Abstract: Consider a channel where authorized transmitter Jack sends packets to authorized receiver Steve according to a Poisson process with rate $\lambda$ packets per second for a time period $T$. Suppose that covert transmitter Alice wishes to communicate information to covert receiver Bob on the same channel without being detected by a watchful adversary Willie. We consider two scenarios. In the first scenario, we assume that warden Willie cannot look at packet contents but rather can only observe packet timings, and Alice must send information by inserting her own packets into the channel. We show that the number of packets that Alice can covertly transmit to Bob is on the order of the square root of the number of packets that Jack transmits to Steve; conversely, if Alice transmits more than that, she will be detected by Willie with high probability. In the second scenario, we assume that Willie can look at packet contents but that Alice can communicate across an $M/M/1$ queue to Bob by altering the timings of the packets going from Jack to Steve. First, Alice builds a codebook, with each codeword consisting of a sequence of packet timings to be employed for conveying the information associated with that codeword.

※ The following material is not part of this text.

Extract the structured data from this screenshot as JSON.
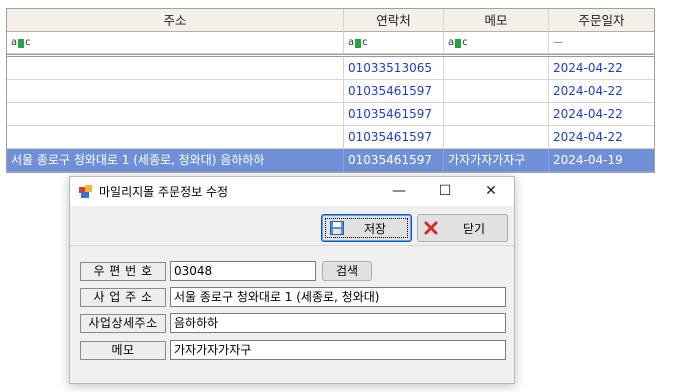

However, to successfully employ this codebook, Alice must always have a packet to send at the appropriate time. Hence, leveraging our result from the first scenario, we propose a construction where Alice covertly slows down the packet stream so as to buffer packets to use during a succeeding codeword transmission phase. Using this approach, Alice can covertly and reliably transmit $\mathcal{O}(\lambda T)$ covert bits to Bob in time period $T$ over an $M/M/1$ queue with service rate $\mu > \lambda$.